Manage episode 292798103 series 2632252
Series 5 of the Royal Court Playwright’s Podcast was released in partnership with Berliner Theatertreffen Stückemarkt.
The following content may contain strong language.
This conversation has been transcribed and can be accessed here: https://royalcourttheatre.com/podcasts/playwrights-podcast-transcript-of-jude-christian-talking-to-simon-stephens/
You can watch a livestreamed performance of Jude Christian’s Nanjing here: https://digital.berlinerfestspiele.de/stueckemarkt/nanjing
All readings/recordings will be available for 24 hours for the 18 May.
Full introduction by Simon Stephens:
Over the course of the last decade Jude Christian has established herself as one of the most exciting directors, dramaturgs, and theatre makers in British theatre. She has directed at most of the major theatres in London, staging new plays at the Royal Court Theatre and the Gate, and she has reimagined Shakespeare’s Othello and Macbeth at the Lyric Hammersmith; she has worked as a dramaturg at the Globe on the banks of the Thames and written and directed Dick Whittington, a raucous and magnificent panto, that peculiar Christmas extension of the popular music hall cabaret that defines the theatrical experience in the United Kingdom and entirely baffles the rest of the world. She was made Associate Director of Home in Manchester at the end of the last decade. I worked with her on the 2017 production of Chekhov’s The Seagull at the Lyric Hammersmith, where she was Associate Director. She was a collaborator of rigour, intelligence and imagination, with a searing sense of truth.
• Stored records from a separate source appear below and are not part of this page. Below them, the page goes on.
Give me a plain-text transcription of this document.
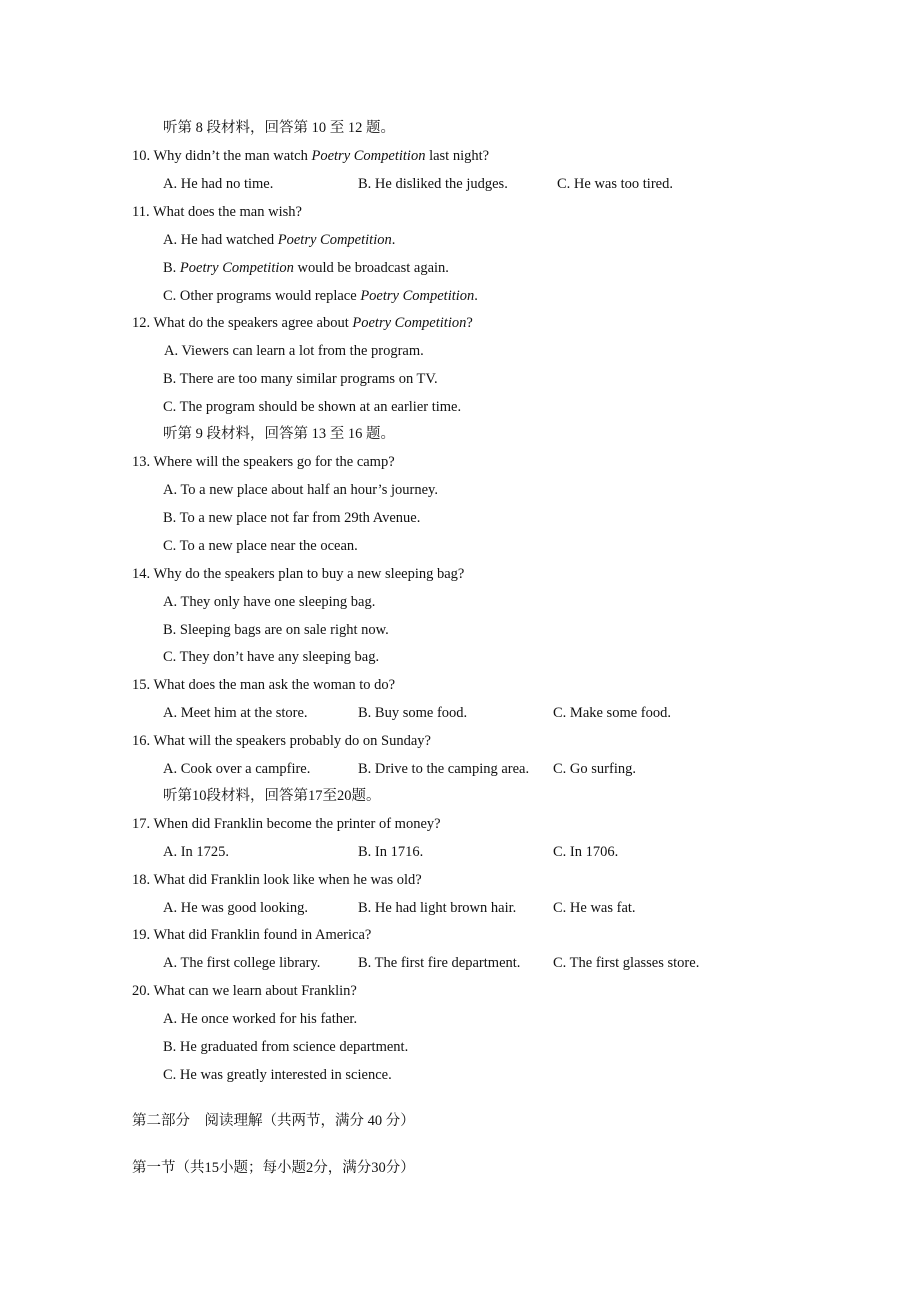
听第 8 段材料，回答第 10 至 12 题。
10. Why didn’t the man watch Poetry Competition last night?
A. He had no time.	B. He disliked the judges.	C. He was too tired.
11. What does the man wish?
A. He had watched Poetry Competition.
B. Poetry Competition would be broadcast again.
C. Other programs would replace Poetry Competition.
12. What do the speakers agree about Poetry Competition?
A. Viewers can learn a lot from the program.
B. There are too many similar programs on TV.
C. The program should be shown at an earlier time.
听第 9 段材料，回答第 13 至 16 题。
13. Where will the speakers go for the camp?
A. To a new place about half an hour’s journey.
B. To a new place not far from 29th Avenue.
C. To a new place near the ocean.
14. Why do the speakers plan to buy a new sleeping bag?
A. They only have one sleeping bag.
B. Sleeping bags are on sale right now.
C. They don’t have any sleeping bag.
15. What does the man ask the woman to do?
A. Meet him at the store.	B. Buy some food.	C. Make some food.
16. What will the speakers probably do on Sunday?
A. Cook over a campfire.	B. Drive to the camping area. C. Go surfing.
听第10段材料，回答第17至20题。
17. When did Franklin become the printer of money?
A. In 1725.	B. In 1716.	C. In 1706.
18. What did Franklin look like when he was old?
A. He was good looking.	B. He had light brown hair.	C. He was fat.
19. What did Franklin found in America?
A. The first college library.	B. The first fire department. C. The first glasses store.
20. What can we learn about Franklin?
A. He once worked for his father.
B. He graduated from science department.
C. He was greatly interested in science.
第二部分　阅读理解（共两节，满分 40 分）
第一节（共15小题；每小题2分，满分30分）
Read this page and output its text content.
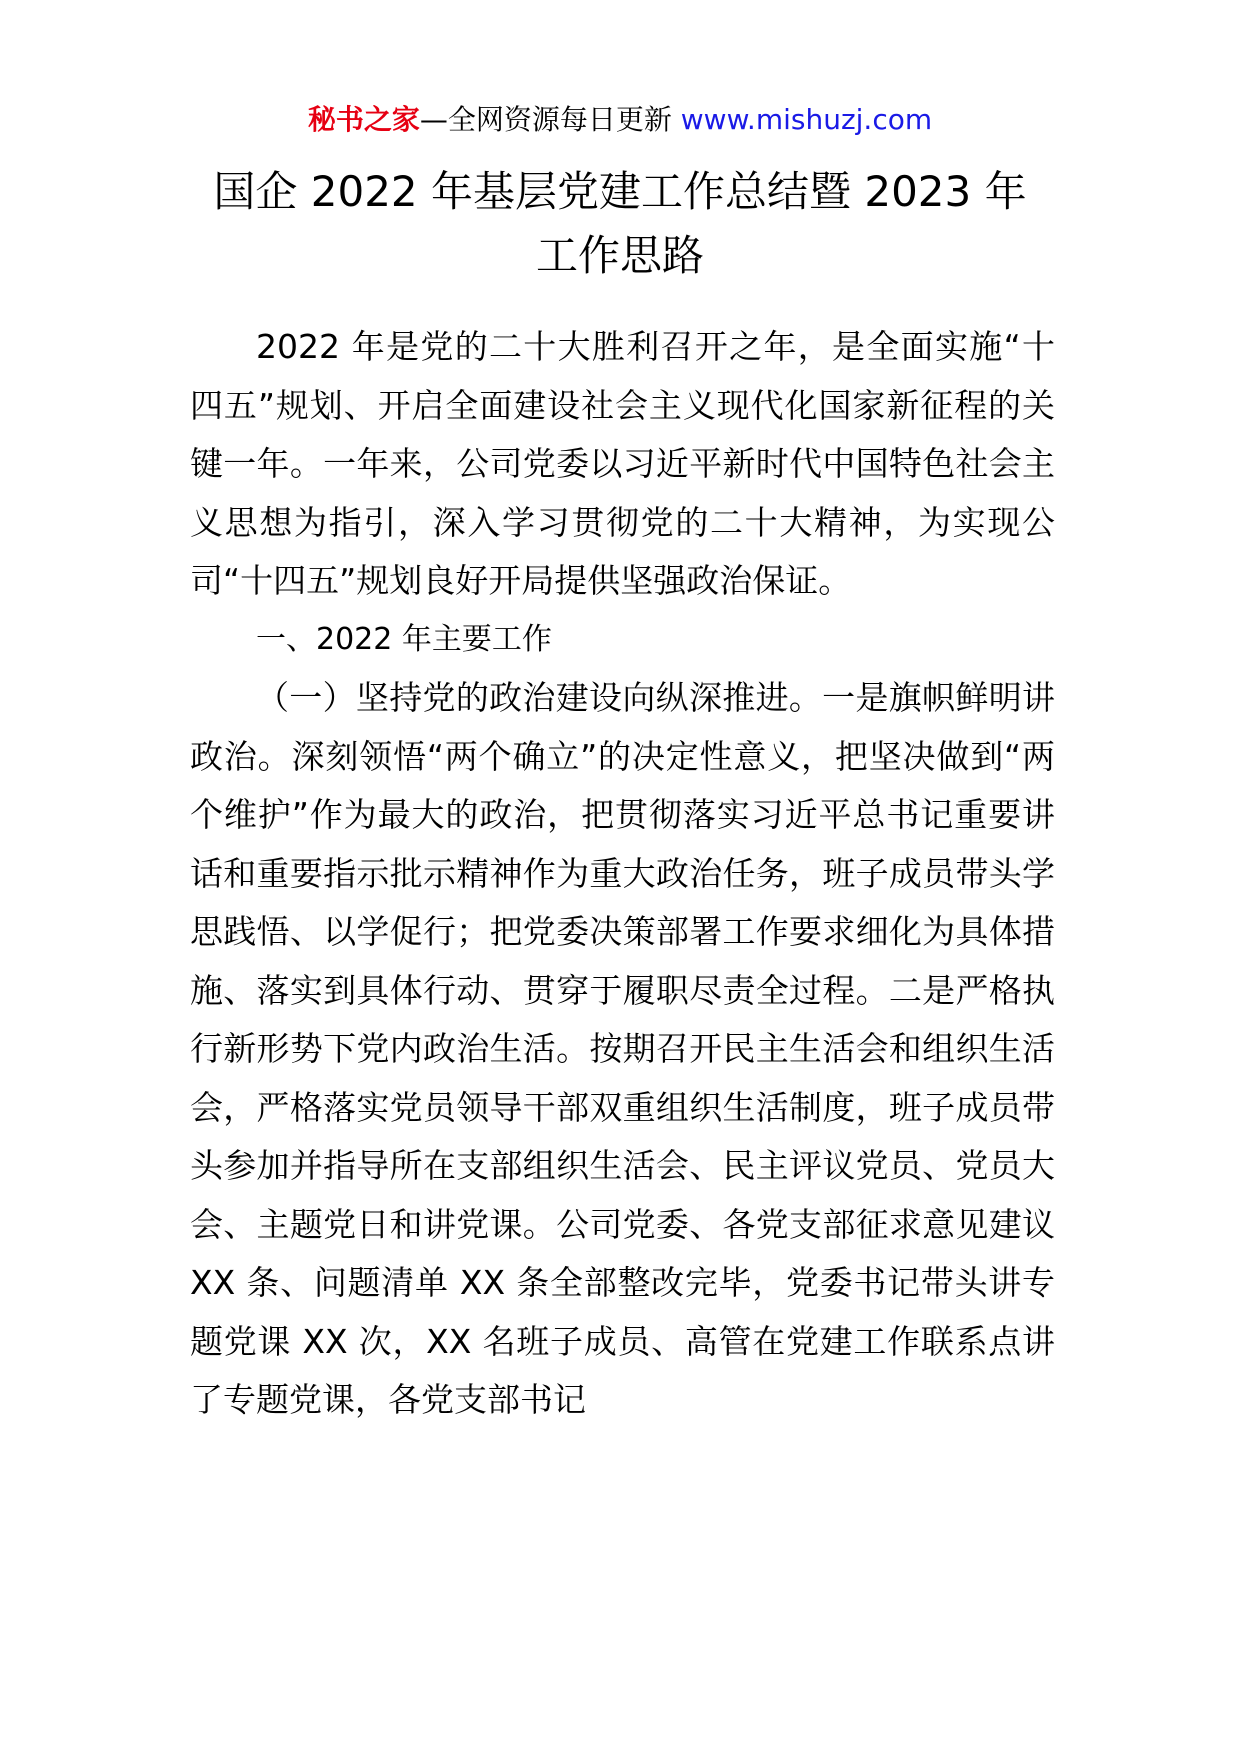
秘书之家—全网资源每日更新 www.mishuzj.com
国企 2022 年基层党建工作总结暨 2023 年
工作思路

2022 年是党的二十大胜利召开之年，是全面实施“十四五”规划、开启全面建设社会主义现代化国家新征程的关键一年。一年来，公司党委以习近平新时代中国特色社会主义思想为指引，深入学习贯彻党的二十大精神，为实现公司“十四五”规划良好开局提供坚强政治保证。

一、2022 年主要工作

（一）坚持党的政治建设向纵深推进。一是旗帜鲜明讲政治。深刻领悟“两个确立”的决定性意义，把坚决做到“两个维护”作为最大的政治，把贯彻落实习近平总书记重要讲话和重要指示批示精神作为重大政治任务，班子成员带头学思践悟、以学促行；把党委决策部署工作要求细化为具体措施、落实到具体行动、贯穿于履职尽责全过程。二是严格执行新形势下党内政治生活。按期召开民主生活会和组织生活会，严格落实党员领导干部双重组织生活制度，班子成员带头参加并指导所在支部组织生活会、民主评议党员、党员大会、主题党日和讲党课。公司党委、各党支部征求意见建议 XX 条、问题清单 XX 条全部整改完毕，党委书记带头讲专题党课 XX 次，XX 名班子成员、高管在党建工作联系点讲了专题党课，各党支部书记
Over the course of the last decade she has written and developed and performed a quite shattering and unique piece of theatre. Nanjing dramatizes her own exploration of her own history. It is a moving portrayal of her discovery in her twenties of the atrocities that are in England described as the Rape of Nanking, that were carried out against the Chinese people of her grandparent’s generation. It is also a play about the last decade and how in that decade the world’s sense of its own history has on occasion dug its heels in to notions of simplicity when what was maybe needed was a human acceptance of contradiction. It is a play about the brutality of war in the last century that crystallises in a felt and powerful creed for the urgent need for peace as we embark on our third baffling decade of this one. She performs the piece herself with poise and clarity. It is one of the judges choices for this year’s Stückemarkt.